Prasad Sreeram, CEO & Co-Founder, Cogos, believes that an efficient logistics and supply chain is a fundamental block to keep the country moving. As experts expect the third wave to hit the country, the logistics sector will be tested for its resilience, innovation, and preparedness. Thus, leading technology players have been building infrastructure and training workers to combat the situation.
An efficient logistics and supply chain defines the pace of growth of a country. It is also a fundamental block to keep the country moving. In 2018, India was ranked 44 out of 167 countries in the World Bank’s Logistics Performance Index 2018, while it ranked second in the 2019 Agility Emerging Markets Logistics Index. However, in 2020, during the first wave of COVID-19 and the subsequent lockdown of the country, it was evident that a broken supply chain and logistics resulted in chaos. The country came to a grounding halt during the first wave and the unprecedented migration of manpower shook the country and its supply chain.
Logistics is less about having a certain set of resources and rather more about their timely mobilization and deployment when it is needed the most. While the strict lockdowns forced many to work from home and adopt online education, they also created several D2C opportunities for brands. As many businesses moved to sell online, there was a serious need for organized deliveries. The logistics sector emerged as a real savior in these difficult times by amplifying their delivery and expanding their services to different sectors.
“All the essential supplies in the country were possible only through technology-based logistics platforms and new-age service providers. The logistics platforms had to grasp the new terminologies, new rules and restrictions, create safety protocols, movement guidelines and aggregate the necessary capacity to deliver.”
The second wave brought in new challenges with containment and rules on classification of goods (essential and non-essential), manpower crunch due to severe spread and travel restrictions, reduction in transport and cargo capacity and increasing fuel costs. The demand for groceries and essential items has reached the same growth rate as last May, expecting a growth rate of 8-10% in 2021-22. With many working in the last-mile delivery falling prey to COVID-19 leading to an extreme shortage of delivery executives and delay in order deliveries, companies started incentivizing the delivery executives to cater to the demand.

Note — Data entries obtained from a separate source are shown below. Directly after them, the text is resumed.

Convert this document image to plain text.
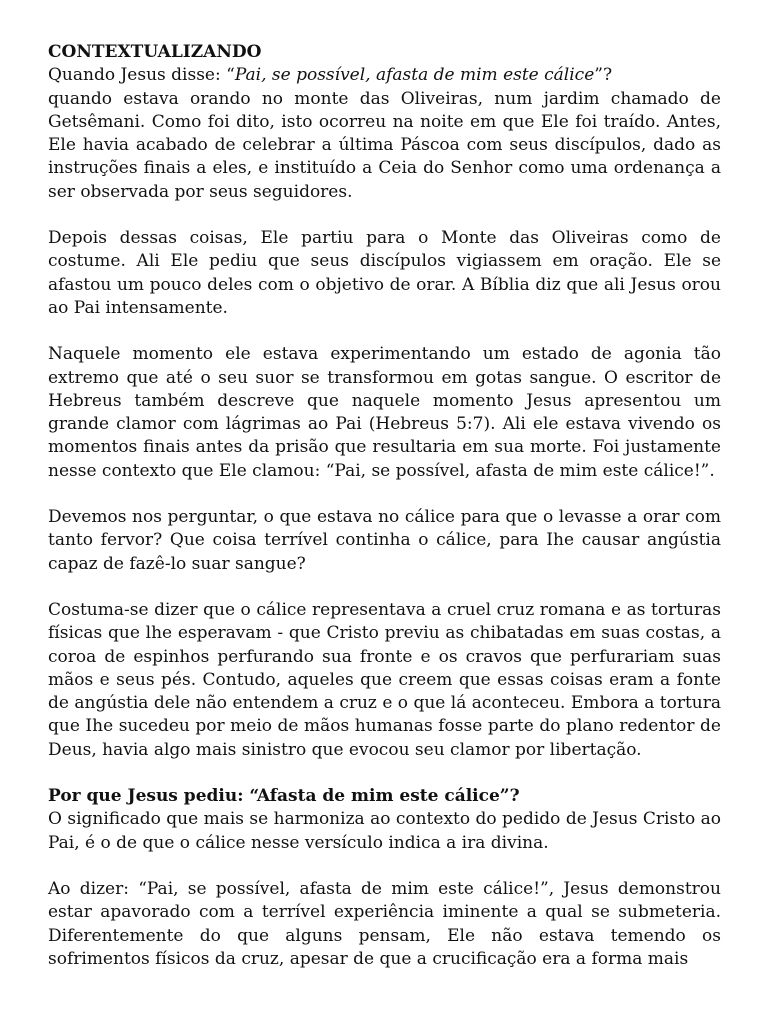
CONTEXTUALIZANDO
Quando Jesus disse: “Pai, se possível, afasta de mim este cálice”?

quando estava orando no monte das Oliveiras, num jardim chamado de Getsêmani. Como foi dito, isto ocorreu na noite em que Ele foi traído. Antes, Ele havia acabado de celebrar a última Páscoa com seus discípulos, dado as instruções finais a eles, e instituído a Ceia do Senhor como uma ordenança a ser observada por seus seguidores.

Depois dessas coisas, Ele partiu para o Monte das Oliveiras como de costume. Ali Ele pediu que seus discípulos vigiassem em oração. Ele se afastou um pouco deles com o objetivo de orar. A Bíblia diz que ali Jesus orou ao Pai intensamente.

Naquele momento ele estava experimentando um estado de agonia tão extremo que até o seu suor se transformou em gotas sangue. O escritor de Hebreus também descreve que naquele momento Jesus apresentou um grande clamor com lágrimas ao Pai (Hebreus 5:7). Ali ele estava vivendo os momentos finais antes da prisão que resultaria em sua morte. Foi justamente nesse contexto que Ele clamou: “Pai, se possível, afasta de mim este cálice!”.

Devemos nos perguntar, o que estava no cálice para que o levasse a orar com tanto fervor? Que coisa terrível continha o cálice, para Ihe causar angústia capaz de fazê-lo suar sangue?

Costuma-se dizer que o cálice representava a cruel cruz romana e as torturas físicas que lhe esperavam - que Cristo previu as chibatadas em suas costas, a coroa de espinhos perfurando sua fronte e os cravos que perfurariam suas mãos e seus pés. Contudo, aqueles que creem que essas coisas eram a fonte de angústia dele não entendem a cruz e o que lá aconteceu. Embora a tortura que Ihe sucedeu por meio de mãos humanas fosse parte do plano redentor de Deus, havia algo mais sinistro que evocou seu clamor por libertação.

Por que Jesus pediu: “Afasta de mim este cálice”?

O significado que mais se harmoniza ao contexto do pedido de Jesus Cristo ao Pai, é o de que o cálice nesse versículo indica a ira divina.

Ao dizer: “Pai, se possível, afasta de mim este cálice!”, Jesus demonstrou estar apavorado com a terrível experiência iminente a qual se submeteria. Diferentemente do que alguns pensam, Ele não estava temendo os sofrimentos físicos da cruz, apesar de que a crucificação era a forma mais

As the business grappled with new purchase patterns skewing the inventories, new-age logistics providers with data points on delivery timelines, capacity distribution and creating contactless deliveries helped online commerce grow, beating the COVID blues. But now looking at the things falling in place, the last-mile delivery industry could be back to its original form, leaving enough time to fight back the third wave.

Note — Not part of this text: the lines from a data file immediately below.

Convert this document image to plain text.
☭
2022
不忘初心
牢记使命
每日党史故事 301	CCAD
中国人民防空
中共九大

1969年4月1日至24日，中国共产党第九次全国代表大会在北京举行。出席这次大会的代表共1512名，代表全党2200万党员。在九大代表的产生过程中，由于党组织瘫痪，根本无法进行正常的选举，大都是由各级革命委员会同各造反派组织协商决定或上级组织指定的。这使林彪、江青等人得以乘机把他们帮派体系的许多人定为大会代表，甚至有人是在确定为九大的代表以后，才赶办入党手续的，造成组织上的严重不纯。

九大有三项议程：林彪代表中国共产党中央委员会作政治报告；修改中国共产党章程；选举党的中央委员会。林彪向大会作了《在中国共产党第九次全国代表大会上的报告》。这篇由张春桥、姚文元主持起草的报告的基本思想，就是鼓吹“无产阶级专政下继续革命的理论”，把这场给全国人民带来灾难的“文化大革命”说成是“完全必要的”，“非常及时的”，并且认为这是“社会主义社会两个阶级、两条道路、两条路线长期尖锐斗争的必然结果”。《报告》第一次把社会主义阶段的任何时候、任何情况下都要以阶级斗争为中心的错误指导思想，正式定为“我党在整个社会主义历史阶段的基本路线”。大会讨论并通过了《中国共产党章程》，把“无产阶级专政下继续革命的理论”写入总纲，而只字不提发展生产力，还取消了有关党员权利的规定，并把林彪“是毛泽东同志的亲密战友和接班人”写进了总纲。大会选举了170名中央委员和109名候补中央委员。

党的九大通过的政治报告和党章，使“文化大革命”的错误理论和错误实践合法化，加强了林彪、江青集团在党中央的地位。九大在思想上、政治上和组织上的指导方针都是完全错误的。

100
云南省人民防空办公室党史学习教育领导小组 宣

The city logistics gained importance with the government as the vaccine distribution became crucial, along with essential supply, and had to create new capacities in a short time with planning from first to the last mile. Several 3PL, Courier, and logistics players in support from tech platforms assisted on the grand mission.
A committee of experts constituted under the National Institute of Disaster Management (NIDM) has warned of an imminent third wave of COVID-19 that could peak around October. The logistics sector will be tested for its resilience, innovation, and preparedness in the wake of multiple waves. Thus, leading technology players have been building infrastructure to combat the situation, increasing the onboarding of the capacity into the platforms, upskilling the workforce, training the drivers on new workflows, creating new technologies for seamless deliveries on-time, transparent and contactless.

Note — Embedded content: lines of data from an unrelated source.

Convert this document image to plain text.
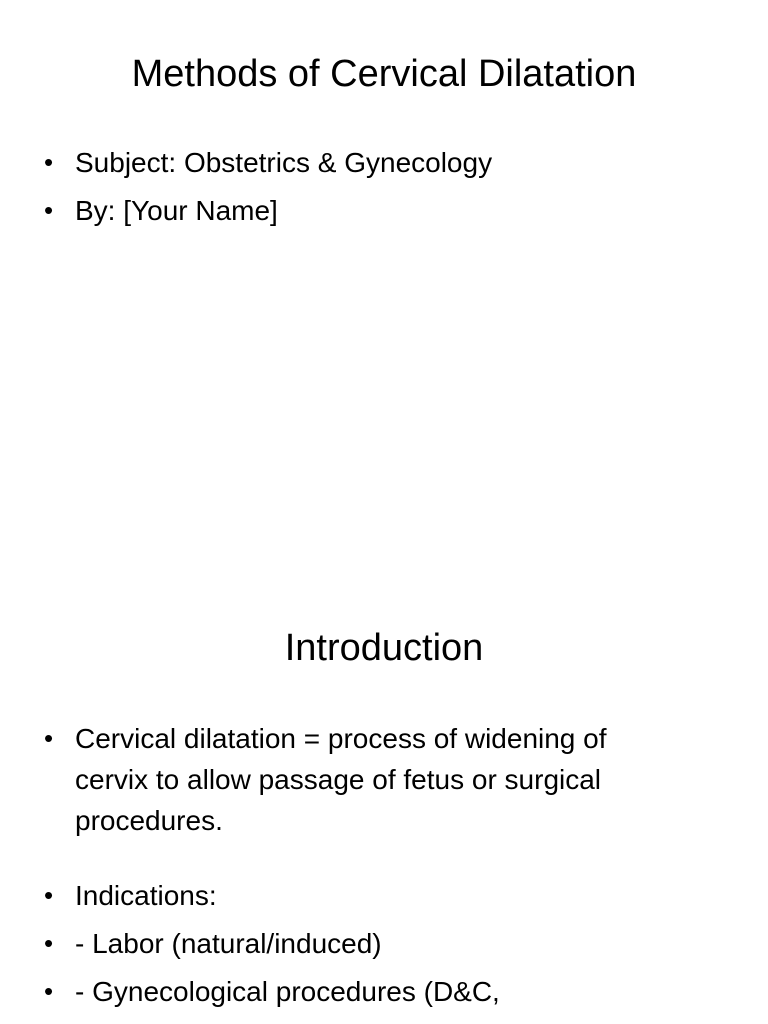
Methods of Cervical Dilatation
• Subject: Obstetrics & Gynecology
• By: [Your Name]
Introduction
• Cervical dilatation = process of widening of cervix to allow passage of fetus or surgical procedures.
• Indications:
• - Labor (natural/induced)
• - Gynecological procedures (D&C,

The adoption of sustainable technologies has taken a significant jump and logistics have gone electric. New ecosystems with OEM, charge/parking, finance and enterprise are emerging and transforming the city logistics. Tech platforms have simplified the enterprise cargo movements to the remotest parts through book-track-delivering, enabling secure transport with digital authentication, IOT, secure locks and speeding up deliveries, specifically pharma and essentials, through shipment planning, route optimization, tracking, and ePOD.
Going forward, it is important to build more resilient transport organizations having data transparency and visibility. Companies must also focus on building flexibility by adopting standardization, employing simultaneous rather than sequential processes, and align procurement strategy with supplier relationships.